The World Health Organization Wednesday declared the coronavirus outbreak a pandemic, with 14 countries confirming cases.
“In the past two weeks, the number of cases of COVID-19 outside China has increased 13-fold, and the number of affected countries has tripled,” WHO chief Tedros Adhanom Ghebreyesus said Wednesday.
Tedros warned that the worst is yet to come with the WHO “deeply concerned both by the alarming levels of spread and severity, and by the alarming levels of inaction.
“In the days and weeks ahead, we expect to see the number of COVID-19 cases, the number of deaths, and the number of affected countries to climb even higher,” he said.

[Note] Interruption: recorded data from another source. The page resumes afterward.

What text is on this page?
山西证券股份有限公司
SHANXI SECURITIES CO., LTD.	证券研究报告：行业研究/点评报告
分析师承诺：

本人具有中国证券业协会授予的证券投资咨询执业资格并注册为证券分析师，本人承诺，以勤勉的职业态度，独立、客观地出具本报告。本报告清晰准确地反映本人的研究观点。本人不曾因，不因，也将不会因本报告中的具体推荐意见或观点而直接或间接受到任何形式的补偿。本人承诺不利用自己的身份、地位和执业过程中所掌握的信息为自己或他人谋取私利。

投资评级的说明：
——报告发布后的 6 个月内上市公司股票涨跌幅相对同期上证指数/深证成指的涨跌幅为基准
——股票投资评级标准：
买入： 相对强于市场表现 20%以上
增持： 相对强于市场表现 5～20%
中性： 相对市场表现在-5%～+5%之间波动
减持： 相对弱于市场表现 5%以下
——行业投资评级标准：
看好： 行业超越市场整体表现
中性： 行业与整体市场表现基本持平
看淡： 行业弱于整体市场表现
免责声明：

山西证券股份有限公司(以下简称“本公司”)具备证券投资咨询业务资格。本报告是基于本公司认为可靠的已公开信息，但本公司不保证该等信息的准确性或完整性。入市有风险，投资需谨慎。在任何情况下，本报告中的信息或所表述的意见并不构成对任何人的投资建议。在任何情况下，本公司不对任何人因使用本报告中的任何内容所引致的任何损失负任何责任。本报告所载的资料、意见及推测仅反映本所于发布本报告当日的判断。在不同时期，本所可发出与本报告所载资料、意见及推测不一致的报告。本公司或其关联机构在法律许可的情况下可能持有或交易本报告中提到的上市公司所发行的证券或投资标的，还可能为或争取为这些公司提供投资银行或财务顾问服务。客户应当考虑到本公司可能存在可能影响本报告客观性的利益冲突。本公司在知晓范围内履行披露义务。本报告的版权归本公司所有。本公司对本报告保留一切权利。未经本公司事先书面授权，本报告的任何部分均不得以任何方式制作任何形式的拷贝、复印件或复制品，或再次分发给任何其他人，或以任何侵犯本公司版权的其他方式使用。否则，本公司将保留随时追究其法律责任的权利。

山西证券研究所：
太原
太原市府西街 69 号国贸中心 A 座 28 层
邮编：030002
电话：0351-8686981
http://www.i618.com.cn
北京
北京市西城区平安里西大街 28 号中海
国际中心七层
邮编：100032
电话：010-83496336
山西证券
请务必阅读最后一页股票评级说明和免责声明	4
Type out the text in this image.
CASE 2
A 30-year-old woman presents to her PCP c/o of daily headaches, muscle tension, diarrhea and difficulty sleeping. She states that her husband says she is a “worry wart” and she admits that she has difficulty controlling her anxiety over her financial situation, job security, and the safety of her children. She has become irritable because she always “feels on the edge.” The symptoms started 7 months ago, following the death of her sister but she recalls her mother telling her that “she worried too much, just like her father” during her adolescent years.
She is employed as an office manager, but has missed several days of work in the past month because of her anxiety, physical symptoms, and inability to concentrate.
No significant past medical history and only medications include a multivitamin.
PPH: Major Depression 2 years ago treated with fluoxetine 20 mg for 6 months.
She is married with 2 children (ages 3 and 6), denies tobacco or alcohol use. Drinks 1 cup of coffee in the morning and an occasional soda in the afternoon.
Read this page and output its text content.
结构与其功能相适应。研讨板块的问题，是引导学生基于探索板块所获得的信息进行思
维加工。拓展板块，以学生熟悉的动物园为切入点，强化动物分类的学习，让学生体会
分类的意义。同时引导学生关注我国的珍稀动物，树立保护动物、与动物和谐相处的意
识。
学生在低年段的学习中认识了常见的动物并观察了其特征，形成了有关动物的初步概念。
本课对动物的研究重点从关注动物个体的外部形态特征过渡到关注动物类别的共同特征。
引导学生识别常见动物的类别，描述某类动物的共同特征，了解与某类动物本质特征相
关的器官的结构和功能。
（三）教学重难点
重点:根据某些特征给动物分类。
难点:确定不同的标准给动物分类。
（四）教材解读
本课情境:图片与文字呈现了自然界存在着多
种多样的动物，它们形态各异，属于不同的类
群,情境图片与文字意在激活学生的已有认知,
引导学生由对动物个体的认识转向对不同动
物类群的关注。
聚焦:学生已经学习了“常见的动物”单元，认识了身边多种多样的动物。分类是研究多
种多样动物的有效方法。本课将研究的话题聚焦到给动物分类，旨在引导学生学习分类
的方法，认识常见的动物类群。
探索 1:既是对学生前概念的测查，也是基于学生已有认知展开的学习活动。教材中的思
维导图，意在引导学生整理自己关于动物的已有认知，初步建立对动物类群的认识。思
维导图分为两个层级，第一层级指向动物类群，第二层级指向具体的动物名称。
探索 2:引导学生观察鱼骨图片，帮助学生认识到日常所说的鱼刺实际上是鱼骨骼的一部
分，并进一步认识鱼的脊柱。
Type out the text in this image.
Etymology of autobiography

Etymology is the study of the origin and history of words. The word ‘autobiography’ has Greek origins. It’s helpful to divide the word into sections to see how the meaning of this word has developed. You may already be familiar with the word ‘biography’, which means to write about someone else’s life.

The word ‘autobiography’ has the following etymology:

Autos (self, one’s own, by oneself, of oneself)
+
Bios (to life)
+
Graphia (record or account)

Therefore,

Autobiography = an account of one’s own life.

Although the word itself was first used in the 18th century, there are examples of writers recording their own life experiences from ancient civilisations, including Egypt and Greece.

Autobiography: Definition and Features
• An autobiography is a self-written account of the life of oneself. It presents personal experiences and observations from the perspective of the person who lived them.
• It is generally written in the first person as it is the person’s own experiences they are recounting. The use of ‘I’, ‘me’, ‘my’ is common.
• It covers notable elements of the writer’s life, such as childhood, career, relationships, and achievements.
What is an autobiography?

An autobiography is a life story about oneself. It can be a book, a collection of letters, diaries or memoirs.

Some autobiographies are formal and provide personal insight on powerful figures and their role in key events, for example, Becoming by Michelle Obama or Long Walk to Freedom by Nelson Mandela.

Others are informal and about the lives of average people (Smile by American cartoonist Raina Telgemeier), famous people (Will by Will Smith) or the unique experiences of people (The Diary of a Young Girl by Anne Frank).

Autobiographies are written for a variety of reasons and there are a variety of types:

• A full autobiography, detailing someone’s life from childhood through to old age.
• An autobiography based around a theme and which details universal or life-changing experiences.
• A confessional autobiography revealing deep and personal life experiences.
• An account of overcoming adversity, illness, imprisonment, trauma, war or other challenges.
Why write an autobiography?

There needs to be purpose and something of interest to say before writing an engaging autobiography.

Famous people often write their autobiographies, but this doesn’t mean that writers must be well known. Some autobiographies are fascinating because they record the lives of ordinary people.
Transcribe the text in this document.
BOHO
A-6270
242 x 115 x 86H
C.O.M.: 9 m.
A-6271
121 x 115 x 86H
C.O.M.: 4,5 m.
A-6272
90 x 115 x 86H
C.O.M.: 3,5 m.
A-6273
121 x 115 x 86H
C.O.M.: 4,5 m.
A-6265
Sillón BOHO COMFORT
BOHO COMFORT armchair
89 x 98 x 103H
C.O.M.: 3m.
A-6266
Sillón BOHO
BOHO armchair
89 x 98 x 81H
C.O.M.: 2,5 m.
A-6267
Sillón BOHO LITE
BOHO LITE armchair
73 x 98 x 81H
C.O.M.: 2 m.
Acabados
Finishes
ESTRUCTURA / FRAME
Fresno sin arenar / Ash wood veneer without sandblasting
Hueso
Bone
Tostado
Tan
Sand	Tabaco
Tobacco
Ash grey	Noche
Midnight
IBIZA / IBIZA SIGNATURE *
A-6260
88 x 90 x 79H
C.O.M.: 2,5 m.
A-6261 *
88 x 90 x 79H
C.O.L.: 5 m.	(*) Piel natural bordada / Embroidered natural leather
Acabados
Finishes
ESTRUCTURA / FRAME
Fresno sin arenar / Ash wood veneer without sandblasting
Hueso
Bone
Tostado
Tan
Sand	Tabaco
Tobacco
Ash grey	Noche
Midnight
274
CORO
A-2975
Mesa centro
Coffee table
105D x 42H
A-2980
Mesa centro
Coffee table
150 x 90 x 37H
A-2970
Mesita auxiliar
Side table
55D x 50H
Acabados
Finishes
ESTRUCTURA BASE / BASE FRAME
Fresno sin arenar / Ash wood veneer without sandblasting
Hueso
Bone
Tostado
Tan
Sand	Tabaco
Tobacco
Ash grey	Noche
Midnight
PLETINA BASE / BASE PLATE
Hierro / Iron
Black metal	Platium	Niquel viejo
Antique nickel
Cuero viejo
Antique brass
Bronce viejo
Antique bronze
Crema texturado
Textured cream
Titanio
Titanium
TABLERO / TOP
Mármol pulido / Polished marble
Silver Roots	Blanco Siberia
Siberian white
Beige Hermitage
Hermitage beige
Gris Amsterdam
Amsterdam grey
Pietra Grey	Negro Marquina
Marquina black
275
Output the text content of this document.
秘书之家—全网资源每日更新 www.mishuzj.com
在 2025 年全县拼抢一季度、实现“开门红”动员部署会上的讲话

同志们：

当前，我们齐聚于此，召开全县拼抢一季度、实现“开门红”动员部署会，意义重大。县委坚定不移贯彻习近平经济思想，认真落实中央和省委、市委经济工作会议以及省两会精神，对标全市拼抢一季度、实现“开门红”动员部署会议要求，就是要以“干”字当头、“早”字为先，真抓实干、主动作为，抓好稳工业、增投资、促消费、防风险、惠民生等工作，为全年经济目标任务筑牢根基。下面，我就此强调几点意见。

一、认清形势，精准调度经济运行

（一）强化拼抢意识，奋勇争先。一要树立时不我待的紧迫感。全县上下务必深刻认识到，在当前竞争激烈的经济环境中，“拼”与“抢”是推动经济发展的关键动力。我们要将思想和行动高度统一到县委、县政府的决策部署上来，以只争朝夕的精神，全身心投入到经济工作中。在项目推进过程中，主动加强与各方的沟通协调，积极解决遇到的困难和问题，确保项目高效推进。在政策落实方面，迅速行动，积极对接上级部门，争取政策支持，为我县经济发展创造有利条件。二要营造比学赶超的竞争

Tedros said his organization has “rung the alarm bell loud and clear,” and that countries “can still change the course of this pandemic.”
U.S. President Donald Trump addressed the nation from the Oval Office Wednesday, declaring “the virus will not have a chance against us,” announcing a 30-day suspension of all travel from Europe to the United States, starting Friday. Travel from the United Kingdom is exempt.
Trump also announced financial relief for people and businesses affected by the virus.
There are more than 1,100 confirmed cases in the U.S. When there were just 15 cases last month, Trump said that number would soon drop to zero. It has since spread to about 40 of the 50 U.S. states. Thirty-eight people have died.
“Bottom line, it’s going to get worse,” the head of the National Institute of Allergy and Infectious Diseases, Anthony Fauci, said Wednesday.
Fauci says how much worse depends on the U.S. government’s ability to control the number of travelers coming into the U.S. and local efforts to contain the virus.
Canadian Prime Minister Justin Trudeau announced a $728 million package to fight the virus, much of which will be used to develop a vaccine.
Some European nations are taking more draconian steps. Italy, Europe’s hardest-hit country, is under a nationwide lockdown. The few who are outside describe the empty streets, abandoned sidewalk cafes, boarded-up restaurants, and tourist attractions as spooky.
All museums and schools in Spain are closed. Denmark has also shuttered schools and Britain announced a multibillion-dollar package to boost the country’s health care system and to also help businesses taking an economic hit.
Festivals and any kind of event that attracts large crowds and brings people close together have been canceled across much of Europe.
Conditions have improved in China, where the outbreak began in December, but authorities are worried about a resurgence. Beijing’s city government says all visitors from overseas will be quarantined for 14 days.
US outbreak pockets
In the United States, March usually means one of sports’ biggest events, the college basketball tournament dubbed “March Madness.”
The National Collegiate Athletic Association says this year’s tournament will be played without fans, a decision that is certain to dampen the excitement of games, where crowds play a huge part.
The National Basketball Association announced late Wednesday it is suspending the rest of the 2020 season after a player for the Utah Jazz tested positive for coronavirus.
Basketball’s Golden State Warriors will also play in an empty arena after authorities in San Francisco banned gatherings of more than 1,000 people.
Finally, Major League Baseball’s Seattle Mariners team has canceled all home games in March. Washington state Governor Jay Inslee declared a public health emergency in the state.
As of late Wednesday, there were more than 126,000 coronavirus cases in 114 countries and more than 4,600 deaths.